Wednesday, December 09, 2009

Dear Diary


Stammering and incoherent with rage, my mother confronted me with my diary, the decorative little lock pried open and several pages ripped from the binding. You'll pay for writing this! she screamed at me, You just wait and see! Hatred had made her wild-eyed and fueled by an afternoon's worth of drinking she had become a force to be reckoned with. In the interests of self preservation, I lunged for the little book, snatched her it from her and made for the front door. She stumbled after me but I was young, sober, and driven by fear. She reached for me but I was already gone, running through the yard and up the sidewalk as fast as a 12 year old can move. When I was sure she wouldn't follow, I eased up and caught my breath, tucked the diary inside my sweater, and headed for the sanctuary of the library, powerfully afraid but also incredibly angry, feeling the invasion of privacy almost like a physical violation. Nothing was safe from her, I realized, no thought or emotion, no act, no need. I refused to think about the consequences that were sure to follow, couldn't bear to think about the things I had written and she had read - wishing for her to suffer, to be inflicted with pain and isolation, to die, hateful things that welled up and had to have an outlet otherwise they would have suffocated me. The world became a blurry place that cold afternoon.
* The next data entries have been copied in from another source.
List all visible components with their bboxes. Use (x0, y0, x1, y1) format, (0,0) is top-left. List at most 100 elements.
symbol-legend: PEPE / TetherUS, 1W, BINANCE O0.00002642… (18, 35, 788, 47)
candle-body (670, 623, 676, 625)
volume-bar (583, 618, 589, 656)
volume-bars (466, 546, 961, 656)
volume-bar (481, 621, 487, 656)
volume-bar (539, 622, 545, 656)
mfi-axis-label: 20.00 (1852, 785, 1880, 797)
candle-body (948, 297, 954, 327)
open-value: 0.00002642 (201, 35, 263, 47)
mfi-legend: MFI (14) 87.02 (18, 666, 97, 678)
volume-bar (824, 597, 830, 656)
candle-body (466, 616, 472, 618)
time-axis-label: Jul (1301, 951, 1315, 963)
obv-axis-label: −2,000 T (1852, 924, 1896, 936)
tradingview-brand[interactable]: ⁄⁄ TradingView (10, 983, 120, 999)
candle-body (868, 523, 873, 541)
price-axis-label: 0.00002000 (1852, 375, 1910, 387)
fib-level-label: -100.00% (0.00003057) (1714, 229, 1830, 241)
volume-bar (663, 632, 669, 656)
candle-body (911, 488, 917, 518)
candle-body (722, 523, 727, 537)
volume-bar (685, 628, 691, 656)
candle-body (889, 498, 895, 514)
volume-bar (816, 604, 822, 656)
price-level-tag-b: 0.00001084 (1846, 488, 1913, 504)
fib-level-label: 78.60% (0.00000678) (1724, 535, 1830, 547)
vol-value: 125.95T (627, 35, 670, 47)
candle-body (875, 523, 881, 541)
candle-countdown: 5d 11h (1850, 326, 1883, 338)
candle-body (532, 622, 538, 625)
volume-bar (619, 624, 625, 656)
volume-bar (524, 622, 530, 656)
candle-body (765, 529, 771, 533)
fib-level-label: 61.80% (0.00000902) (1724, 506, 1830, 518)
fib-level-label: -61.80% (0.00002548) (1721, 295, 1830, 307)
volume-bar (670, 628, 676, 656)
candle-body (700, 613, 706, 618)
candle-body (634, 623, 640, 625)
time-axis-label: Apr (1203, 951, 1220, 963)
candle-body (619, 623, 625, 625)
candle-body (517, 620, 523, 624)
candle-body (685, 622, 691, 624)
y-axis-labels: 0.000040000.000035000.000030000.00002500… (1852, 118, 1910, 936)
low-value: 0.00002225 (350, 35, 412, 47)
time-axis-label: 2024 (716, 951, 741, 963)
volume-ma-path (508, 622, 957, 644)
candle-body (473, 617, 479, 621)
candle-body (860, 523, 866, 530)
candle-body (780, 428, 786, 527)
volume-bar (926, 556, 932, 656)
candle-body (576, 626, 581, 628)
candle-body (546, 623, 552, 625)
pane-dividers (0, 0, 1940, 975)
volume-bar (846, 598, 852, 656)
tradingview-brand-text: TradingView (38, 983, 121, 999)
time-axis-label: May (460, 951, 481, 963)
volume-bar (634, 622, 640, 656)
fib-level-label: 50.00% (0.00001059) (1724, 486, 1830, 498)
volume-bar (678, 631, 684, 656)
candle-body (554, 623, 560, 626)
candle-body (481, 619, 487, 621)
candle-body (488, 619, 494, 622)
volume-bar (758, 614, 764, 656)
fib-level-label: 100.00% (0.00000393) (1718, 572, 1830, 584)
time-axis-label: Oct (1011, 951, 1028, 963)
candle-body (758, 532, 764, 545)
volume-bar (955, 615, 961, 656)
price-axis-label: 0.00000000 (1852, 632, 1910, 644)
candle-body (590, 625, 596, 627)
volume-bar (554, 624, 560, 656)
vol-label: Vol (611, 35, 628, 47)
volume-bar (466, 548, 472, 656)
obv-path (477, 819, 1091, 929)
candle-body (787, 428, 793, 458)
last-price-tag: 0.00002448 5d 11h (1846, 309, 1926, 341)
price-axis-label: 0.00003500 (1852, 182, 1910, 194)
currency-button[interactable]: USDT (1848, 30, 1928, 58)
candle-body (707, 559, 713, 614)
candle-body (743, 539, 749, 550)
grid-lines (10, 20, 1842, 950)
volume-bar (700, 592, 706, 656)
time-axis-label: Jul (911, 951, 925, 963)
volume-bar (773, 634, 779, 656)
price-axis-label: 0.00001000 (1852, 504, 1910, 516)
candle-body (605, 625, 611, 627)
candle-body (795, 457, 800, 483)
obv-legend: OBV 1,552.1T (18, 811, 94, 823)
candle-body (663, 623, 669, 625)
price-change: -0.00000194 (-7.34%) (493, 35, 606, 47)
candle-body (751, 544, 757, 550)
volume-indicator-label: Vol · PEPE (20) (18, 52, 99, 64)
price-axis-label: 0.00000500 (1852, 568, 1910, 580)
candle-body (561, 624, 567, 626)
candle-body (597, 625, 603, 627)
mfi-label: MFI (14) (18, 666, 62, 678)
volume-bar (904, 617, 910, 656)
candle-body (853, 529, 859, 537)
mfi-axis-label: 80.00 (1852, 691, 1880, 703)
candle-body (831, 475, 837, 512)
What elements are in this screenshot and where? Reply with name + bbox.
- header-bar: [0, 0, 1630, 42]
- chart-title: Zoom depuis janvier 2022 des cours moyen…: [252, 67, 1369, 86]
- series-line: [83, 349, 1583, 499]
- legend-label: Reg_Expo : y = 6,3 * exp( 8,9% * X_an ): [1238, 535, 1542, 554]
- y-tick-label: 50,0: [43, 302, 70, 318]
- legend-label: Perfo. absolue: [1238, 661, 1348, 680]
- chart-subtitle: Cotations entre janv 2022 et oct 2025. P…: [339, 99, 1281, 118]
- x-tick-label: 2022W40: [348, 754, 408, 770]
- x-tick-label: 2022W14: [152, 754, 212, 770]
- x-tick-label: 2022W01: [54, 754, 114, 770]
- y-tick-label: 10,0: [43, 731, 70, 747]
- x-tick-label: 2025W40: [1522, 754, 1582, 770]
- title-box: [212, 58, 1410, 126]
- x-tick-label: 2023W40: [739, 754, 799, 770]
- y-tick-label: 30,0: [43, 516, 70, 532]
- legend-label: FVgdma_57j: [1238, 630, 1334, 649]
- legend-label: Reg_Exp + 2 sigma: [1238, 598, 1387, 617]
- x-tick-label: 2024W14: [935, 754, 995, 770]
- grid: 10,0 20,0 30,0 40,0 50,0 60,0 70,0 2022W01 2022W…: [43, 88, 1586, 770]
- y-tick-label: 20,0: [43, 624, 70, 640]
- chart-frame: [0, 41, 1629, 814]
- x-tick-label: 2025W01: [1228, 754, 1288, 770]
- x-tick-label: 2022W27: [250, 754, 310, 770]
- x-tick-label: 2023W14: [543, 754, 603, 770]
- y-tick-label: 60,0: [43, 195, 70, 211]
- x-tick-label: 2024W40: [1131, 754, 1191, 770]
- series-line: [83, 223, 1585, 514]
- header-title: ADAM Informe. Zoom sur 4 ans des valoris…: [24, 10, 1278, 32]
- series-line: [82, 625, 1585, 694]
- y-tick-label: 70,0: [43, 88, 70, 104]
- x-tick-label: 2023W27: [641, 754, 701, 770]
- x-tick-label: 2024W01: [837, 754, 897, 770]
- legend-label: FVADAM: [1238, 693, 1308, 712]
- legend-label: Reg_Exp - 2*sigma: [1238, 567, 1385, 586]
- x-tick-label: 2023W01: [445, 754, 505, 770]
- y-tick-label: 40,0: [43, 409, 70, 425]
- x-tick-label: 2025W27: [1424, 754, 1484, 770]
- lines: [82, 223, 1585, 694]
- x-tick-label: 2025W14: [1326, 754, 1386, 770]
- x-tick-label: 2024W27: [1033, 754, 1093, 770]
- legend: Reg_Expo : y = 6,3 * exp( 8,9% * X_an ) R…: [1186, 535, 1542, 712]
Parenthood had never been kind to my mother. She openly blamed her children for her unhappiness, her loss of freedom and spending money, her being tied down, her inability to sustain a happy marriage. We had, she complained, literally driven her to drink. No one was exactly sure what she had expected from marriage or having a family, but clearly we weren't it - she was, so she liked to say, undermined at every turn, betrayed and unloved, treated badly and deprived. She insisted she'd played no role in any of this but was rather a victim, martyred by the needs and wants of offspring she'd never wanted in the first place, condemned to a role she found thankless and demeaning. No closet crammed with evening wear, no pink convertible or 3 month summer vacations, no middle class comforts were enough to offset her resentments of motherhood. Through the years she grew old and fat and more malicious on little but her own bitterness and discontent, at the last not even able to find solace in alcohol. Her body would eventually turn inward on itself from cancer while her mind evaporated from dementia and whiskey soaked brain cells. And still remembering, among so many other things, my diary, I could not find the slightest hint of compassion or regret for her.

My daddy, knowing that I would seek the refuge of fiction, found me at the library. I watched him walk in slowly, hat in hand, gray faced and raccoon-eyed with weariness and resignation. He sat across from me, a daughter who was on the road to becoming a stranger, and gave me a slight, sad smile. How do we make this right? he asked me. I put aside my H. Allen Smith satire, always my first choice for such times, and told him the truth, We don't. It may have been the closest I'd ever come to actually speaking what I knew was true but my daddy - ever the peacemaker, ever the first to craft a compromise and calm troubled waters - just shook his head. We'll find a way, he told me, it's not as bad as it seems right now. But of course it was and continued to be. He was to keep looking until the cancer overtook her but he never found the elusive way.

We should have more respect for what children see - happy faces don't fool them for long and their vision is often far clearer than our own.